Moving beyond these pivotal issues, a number of other significant issues with the new regulations must be either clarified or addressed.

§ Past interpretations of the SPCC Plan requirements clearly allowed the operator to consider costs in the planning process. In the new regulation, EPA states, “Thus, we do not believe it is appropriate to allow an owner or operator to consider costs or economic impacts in any determination as to whether he can satisfy the secondary containment requirement.” The consequence of this approach could be enormous for marginal wells. The costs of SPCC Plans are estimated to range from around $5,000 to $20,000 with most of this cost associated with secondary containment requirements. Clearly, these costs put the economic viability of marginal wells in jeopardy.

§ One of the principal issues affecting these costs is a requirement in the new regulations for secondary containment at loading operations. A similar issue exists regarding secondary containment related to flow lines.

§ EPA has concluded that produced water operations are not exempted as wastewater treatment. This decision would subject hundreds of thousands of produced water tanks and vessels to secondary containment requirements when they contain only incidental amounts of oil.

§ There is a significant issue regarding the availability of licensed professional engineers to certify new SPCC Plans.

EPA has extended the compliance deadlines in the regulations 18 months.
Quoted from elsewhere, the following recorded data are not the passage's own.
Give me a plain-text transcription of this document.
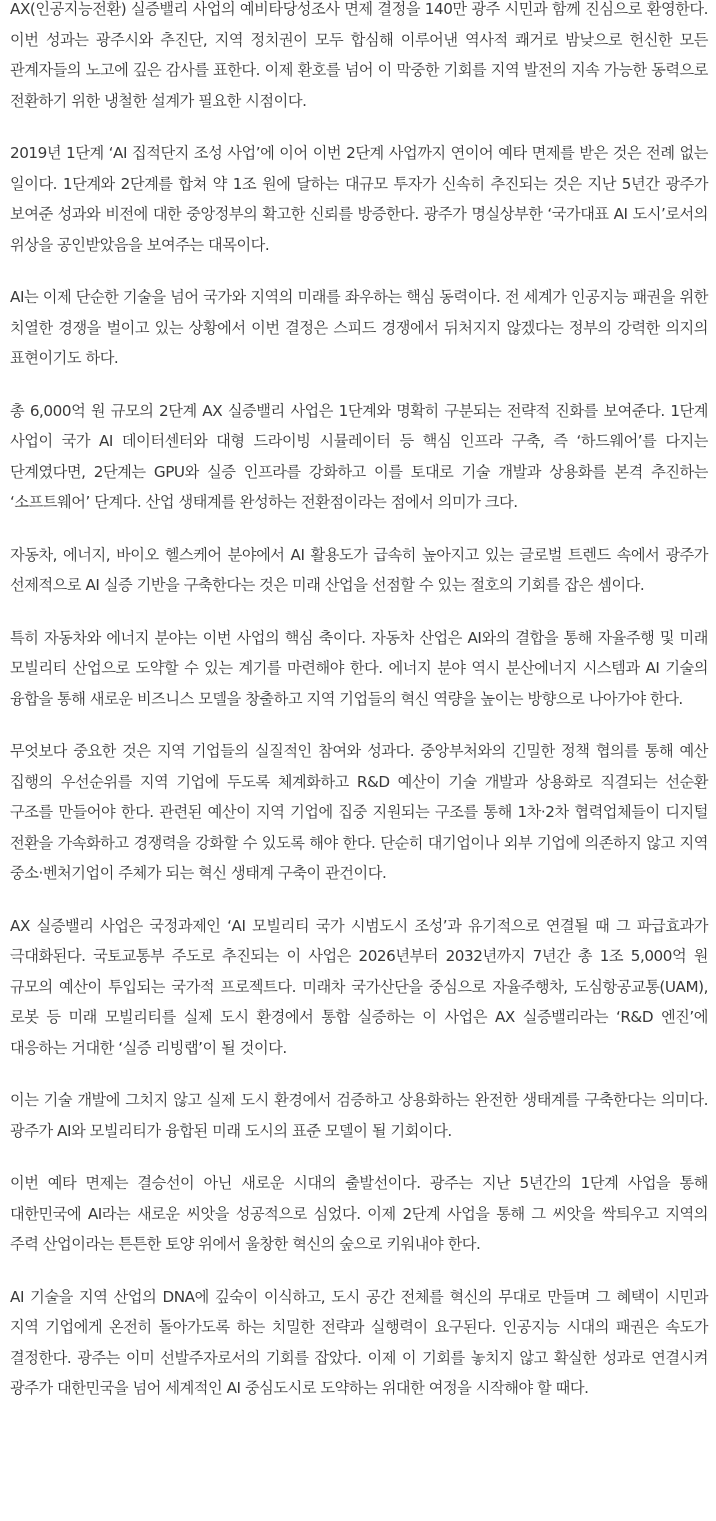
AX(인공지능전환) 실증밸리 사업의 예비타당성조사 면제 결정을 140만 광주 시민과 함께 진심으로 환영한다. 이번 성과는 광주시와 추진단, 지역 정치권이 모두 합심해 이루어낸 역사적 쾌거로 밤낮으로 헌신한 모든 관계자들의 노고에 깊은 감사를 표한다. 이제 환호를 넘어 이 막중한 기회를 지역 발전의 지속 가능한 동력으로 전환하기 위한 냉철한 설계가 필요한 시점이다.

2019년 1단계 ‘AI 집적단지 조성 사업’에 이어 이번 2단계 사업까지 연이어 예타 면제를 받은 것은 전례 없는 일이다. 1단계와 2단계를 합쳐 약 1조 원에 달하는 대규모 투자가 신속히 추진되는 것은 지난 5년간 광주가 보여준 성과와 비전에 대한 중앙정부의 확고한 신뢰를 방증한다. 광주가 명실상부한 ‘국가대표 AI 도시’로서의 위상을 공인받았음을 보여주는 대목이다.

AI는 이제 단순한 기술을 넘어 국가와 지역의 미래를 좌우하는 핵심 동력이다. 전 세계가 인공지능 패권을 위한 치열한 경쟁을 벌이고 있는 상황에서 이번 결정은 스피드 경쟁에서 뒤처지지 않겠다는 정부의 강력한 의지의 표현이기도 하다.

총 6,000억 원 규모의 2단계 AX 실증밸리 사업은 1단계와 명확히 구분되는 전략적 진화를 보여준다. 1단계 사업이 국가 AI 데이터센터와 대형 드라이빙 시뮬레이터 등 핵심 인프라 구축, 즉 ‘하드웨어’를 다지는 단계였다면, 2단계는 GPU와 실증 인프라를 강화하고 이를 토대로 기술 개발과 상용화를 본격 추진하는 ‘소프트웨어’ 단계다. 산업 생태계를 완성하는 전환점이라는 점에서 의미가 크다.

자동차, 에너지, 바이오 헬스케어 분야에서 AI 활용도가 급속히 높아지고 있는 글로벌 트렌드 속에서 광주가 선제적으로 AI 실증 기반을 구축한다는 것은 미래 산업을 선점할 수 있는 절호의 기회를 잡은 셈이다.

특히 자동차와 에너지 분야는 이번 사업의 핵심 축이다. 자동차 산업은 AI와의 결합을 통해 자율주행 및 미래 모빌리티 산업으로 도약할 수 있는 계기를 마련해야 한다. 에너지 분야 역시 분산에너지 시스템과 AI 기술의 융합을 통해 새로운 비즈니스 모델을 창출하고 지역 기업들의 혁신 역량을 높이는 방향으로 나아가야 한다.

무엇보다 중요한 것은 지역 기업들의 실질적인 참여와 성과다. 중앙부처와의 긴밀한 정책 협의를 통해 예산 집행의 우선순위를 지역 기업에 두도록 체계화하고 R&D 예산이 기술 개발과 상용화로 직결되는 선순환 구조를 만들어야 한다. 관련된 예산이 지역 기업에 집중 지원되는 구조를 통해 1차·2차 협력업체들이 디지털 전환을 가속화하고 경쟁력을 강화할 수 있도록 해야 한다. 단순히 대기업이나 외부 기업에 의존하지 않고 지역 중소·벤처기업이 주체가 되는 혁신 생태계 구축이 관건이다.

AX 실증밸리 사업은 국정과제인 ‘AI 모빌리티 국가 시범도시 조성’과 유기적으로 연결될 때 그 파급효과가 극대화된다. 국토교통부 주도로 추진되는 이 사업은 2026년부터 2032년까지 7년간 총 1조 5,000억 원 규모의 예산이 투입되는 국가적 프로젝트다. 미래차 국가산단을 중심으로 자율주행차, 도심항공교통(UAM), 로봇 등 미래 모빌리티를 실제 도시 환경에서 통합 실증하는 이 사업은 AX 실증밸리라는 ‘R&D 엔진’에 대응하는 거대한 ‘실증 리빙랩’이 될 것이다.

이는 기술 개발에 그치지 않고 실제 도시 환경에서 검증하고 상용화하는 완전한 생태계를 구축한다는 의미다. 광주가 AI와 모빌리티가 융합된 미래 도시의 표준 모델이 될 기회이다.

이번 예타 면제는 결승선이 아닌 새로운 시대의 출발선이다. 광주는 지난 5년간의 1단계 사업을 통해 대한민국에 AI라는 새로운 씨앗을 성공적으로 심었다. 이제 2단계 사업을 통해 그 씨앗을 싹틔우고 지역의 주력 산업이라는 튼튼한 토양 위에서 울창한 혁신의 숲으로 키워내야 한다.

AI 기술을 지역 산업의 DNA에 깊숙이 이식하고, 도시 공간 전체를 혁신의 무대로 만들며 그 혜택이 시민과 지역 기업에게 온전히 돌아가도록 하는 치밀한 전략과 실행력이 요구된다. 인공지능 시대의 패권은 속도가 결정한다. 광주는 이미 선발주자로서의 기회를 잡았다. 이제 이 기회를 놓치지 않고 확실한 성과로 연결시켜 광주가 대한민국을 넘어 세계적인 AI 중심도시로 도약하는 위대한 여정을 시작해야 할 때다.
IPAA supports this extension as an opportunity to revisit the key issues raised by the new regulation. It is important to emphasize that the environment is not at increased risk during this extension period. First, the SPCC Plan requirements in existence prior to the new regulations remain in place. Second, the responsibility to report and respond to spills is unaffected.

IPAA believes that there are three broad challenges that must be met. First, there is a compelling need to continue the process of developing an approach that is clearly understood by all domestic oil and natural gas producers – particularly marginal well producers. Second, the process must yield a Plan that can be certified by licensed professional engineers. Third, the Plan must be affordable so that both the environmental objective of SPCC regulation can be met and domestic production is not inappropriately impaired.

IPAA believes that EPA should develop an approach to formulating SPCC Plans to meet the environmental risks of domestic oil and natural gas E&P. Such an approach should be focused on addressing those circumstances that have presented past problems. Such an approach would assure that the limited funds available – particularly for marginal well producers – are spent on areas where past experience has demonstrated a compelling call for action. Conclusion

The CWA generates many regulations to improve water quality in the United States. But, it is essential that the CWA target issues where regulation is truly needed and that those regulations are cost effective. The applications of the stormwater construction permitting requirements and the new SPCC Plan regulations to domestic oil and natural gas E&P facilities do not meet this test. Moreover, they pose a significant risk to the development of new domestic oil and natural gas resources and the continued operation of existing production. In each case, EPA needs to reconsider its actions.

IPAA appreciates the opportunity to submit this testimony.